Vi cómo se le cortaba la respiración. Sus ojos carmesí se abrieron de par en par y el rubor que subió por su cuello fue tan intenso que casi podía sentir el calor desde mi lado de la mesa. Estaba completamente atrapada.

"Tú...", comenzó, su voz un tartamudeo ahogado. "Tú estabas... ¡estabas escuchando a escondidas! ¡Eso es una invasión de la privacidad!".

Solté una carcajada, una risa genuina que rompió la quietud de la noche. "No necesitaba escuchar a escondidas, Azumi-chan", le dije, dándole un golpecito amistoso en el hombro. "Se te nota en la cara desde que volviste de la biblioteca. Es la primera vez en años que no pareces un invierno perpetuo. Te sienta bien".

Ella refunfuñó, apartando la mirada, completamente sonrojada, pero no levantó sus muros de hielo. Simplemente se cruzó de brazos, una rendición tácita. "Mocosa insolente...", la oí murmurar, y supe que se refería a mí.

Se fue poco después, y me quedé sola de nuevo, pero la cocina ya no se sentía vacía. Se sentía llena de las complejidades de mi extraña familia adoptiva.

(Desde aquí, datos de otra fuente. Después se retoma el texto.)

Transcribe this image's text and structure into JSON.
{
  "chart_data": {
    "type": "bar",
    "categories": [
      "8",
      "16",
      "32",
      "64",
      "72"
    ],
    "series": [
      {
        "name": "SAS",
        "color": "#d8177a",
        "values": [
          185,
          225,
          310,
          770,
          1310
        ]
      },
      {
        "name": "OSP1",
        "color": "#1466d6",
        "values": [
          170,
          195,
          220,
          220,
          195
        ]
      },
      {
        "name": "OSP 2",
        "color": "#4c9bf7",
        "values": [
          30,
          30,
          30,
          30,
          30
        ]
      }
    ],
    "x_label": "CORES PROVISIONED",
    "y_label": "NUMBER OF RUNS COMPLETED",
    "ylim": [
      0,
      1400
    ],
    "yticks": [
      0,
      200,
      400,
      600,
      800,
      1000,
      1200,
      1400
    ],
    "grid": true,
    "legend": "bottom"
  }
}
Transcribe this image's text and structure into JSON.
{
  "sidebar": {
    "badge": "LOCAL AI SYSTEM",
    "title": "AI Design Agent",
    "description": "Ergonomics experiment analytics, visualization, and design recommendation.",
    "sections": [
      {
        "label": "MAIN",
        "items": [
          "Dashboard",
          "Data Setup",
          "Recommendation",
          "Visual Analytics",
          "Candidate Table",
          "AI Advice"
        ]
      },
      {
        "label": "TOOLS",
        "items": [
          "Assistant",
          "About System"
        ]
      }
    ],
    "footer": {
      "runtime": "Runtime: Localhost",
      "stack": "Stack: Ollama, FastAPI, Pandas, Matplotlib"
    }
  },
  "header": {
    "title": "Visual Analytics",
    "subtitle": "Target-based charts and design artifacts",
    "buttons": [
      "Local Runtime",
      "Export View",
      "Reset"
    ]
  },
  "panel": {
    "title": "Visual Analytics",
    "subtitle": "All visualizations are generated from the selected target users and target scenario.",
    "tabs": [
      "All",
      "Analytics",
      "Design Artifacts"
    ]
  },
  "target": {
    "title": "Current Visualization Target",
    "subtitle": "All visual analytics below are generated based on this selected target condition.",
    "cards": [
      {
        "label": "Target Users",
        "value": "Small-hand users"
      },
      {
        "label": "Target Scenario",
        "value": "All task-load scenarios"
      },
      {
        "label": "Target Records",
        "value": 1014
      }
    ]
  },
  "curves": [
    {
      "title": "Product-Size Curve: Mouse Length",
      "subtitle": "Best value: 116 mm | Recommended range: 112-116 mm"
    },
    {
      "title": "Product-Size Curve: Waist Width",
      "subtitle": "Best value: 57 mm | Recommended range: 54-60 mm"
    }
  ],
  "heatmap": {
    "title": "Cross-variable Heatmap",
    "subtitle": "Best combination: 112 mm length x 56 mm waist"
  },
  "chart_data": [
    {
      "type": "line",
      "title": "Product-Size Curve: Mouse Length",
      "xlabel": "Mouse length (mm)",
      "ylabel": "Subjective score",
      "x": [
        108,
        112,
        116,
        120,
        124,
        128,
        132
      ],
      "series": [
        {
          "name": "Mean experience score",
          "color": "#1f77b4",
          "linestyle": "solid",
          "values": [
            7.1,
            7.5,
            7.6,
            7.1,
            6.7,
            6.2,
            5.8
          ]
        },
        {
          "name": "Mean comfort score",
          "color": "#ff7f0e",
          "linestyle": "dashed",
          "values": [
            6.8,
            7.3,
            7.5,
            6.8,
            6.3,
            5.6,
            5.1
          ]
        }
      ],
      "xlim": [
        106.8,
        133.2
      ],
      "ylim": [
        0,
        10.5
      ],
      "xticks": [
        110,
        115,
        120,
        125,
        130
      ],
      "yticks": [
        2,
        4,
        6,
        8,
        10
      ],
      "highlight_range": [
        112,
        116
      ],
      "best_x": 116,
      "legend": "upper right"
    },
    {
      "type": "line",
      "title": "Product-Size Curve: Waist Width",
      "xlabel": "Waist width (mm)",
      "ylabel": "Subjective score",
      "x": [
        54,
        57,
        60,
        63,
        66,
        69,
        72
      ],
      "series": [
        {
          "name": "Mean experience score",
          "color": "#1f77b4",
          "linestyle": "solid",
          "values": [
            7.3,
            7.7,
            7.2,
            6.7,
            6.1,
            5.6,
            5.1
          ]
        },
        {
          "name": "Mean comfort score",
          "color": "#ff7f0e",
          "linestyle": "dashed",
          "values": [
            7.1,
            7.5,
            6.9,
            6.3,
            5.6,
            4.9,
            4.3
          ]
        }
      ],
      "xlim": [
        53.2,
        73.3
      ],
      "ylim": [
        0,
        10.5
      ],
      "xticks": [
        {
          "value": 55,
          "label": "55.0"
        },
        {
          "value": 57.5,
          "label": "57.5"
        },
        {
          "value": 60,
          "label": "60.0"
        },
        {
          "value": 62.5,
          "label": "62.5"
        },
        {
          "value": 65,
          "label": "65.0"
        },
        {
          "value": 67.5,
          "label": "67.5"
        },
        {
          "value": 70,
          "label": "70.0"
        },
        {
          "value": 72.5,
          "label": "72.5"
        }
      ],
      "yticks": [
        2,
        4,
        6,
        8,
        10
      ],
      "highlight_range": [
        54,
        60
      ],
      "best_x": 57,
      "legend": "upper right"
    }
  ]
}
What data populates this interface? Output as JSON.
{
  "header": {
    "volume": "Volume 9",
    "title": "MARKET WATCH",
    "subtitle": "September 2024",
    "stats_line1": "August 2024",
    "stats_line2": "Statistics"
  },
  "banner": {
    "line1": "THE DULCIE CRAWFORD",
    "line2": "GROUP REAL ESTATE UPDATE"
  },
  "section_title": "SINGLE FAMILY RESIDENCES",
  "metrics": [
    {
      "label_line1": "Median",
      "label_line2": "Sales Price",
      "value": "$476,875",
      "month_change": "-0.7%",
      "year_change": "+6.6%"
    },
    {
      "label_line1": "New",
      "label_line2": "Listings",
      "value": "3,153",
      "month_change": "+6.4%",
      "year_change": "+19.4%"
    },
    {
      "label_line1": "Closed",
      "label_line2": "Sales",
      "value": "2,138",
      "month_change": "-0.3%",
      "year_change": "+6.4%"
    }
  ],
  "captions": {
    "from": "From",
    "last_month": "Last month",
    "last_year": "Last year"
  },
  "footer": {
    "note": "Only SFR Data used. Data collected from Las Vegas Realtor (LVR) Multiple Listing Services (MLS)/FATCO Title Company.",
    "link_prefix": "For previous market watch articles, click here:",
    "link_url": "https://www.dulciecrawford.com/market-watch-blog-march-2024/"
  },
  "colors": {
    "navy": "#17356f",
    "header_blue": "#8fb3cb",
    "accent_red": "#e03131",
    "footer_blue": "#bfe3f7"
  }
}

Me acerqué a la ventana y miré el jardín bañado por la luna. Pensé en el niño que lloraba por la traición de una gata y en el joven que ahora se ofrecía a ser un muro para proteger a su familia. Pensé en todos nosotros. En Ibuki y Sakura, los pilares que sostenían nuestro mundo. En Kenji, el arquitecto que descifraría sus secretos. En Hinata, el corazón que le daba un propósito a todo. En Azumi y en mí, las guardianas silenciosas. Y en Edu...

El juramento de Edu era ser el muro.

Y yo, Shizuka Ishikawa, que vine del barro y aprendí a ser dura como la piedra, sería la base sobre la que ese muro se construiría. Sería la tierra firme que nunca cedería bajo su peso. No pensaba moverme.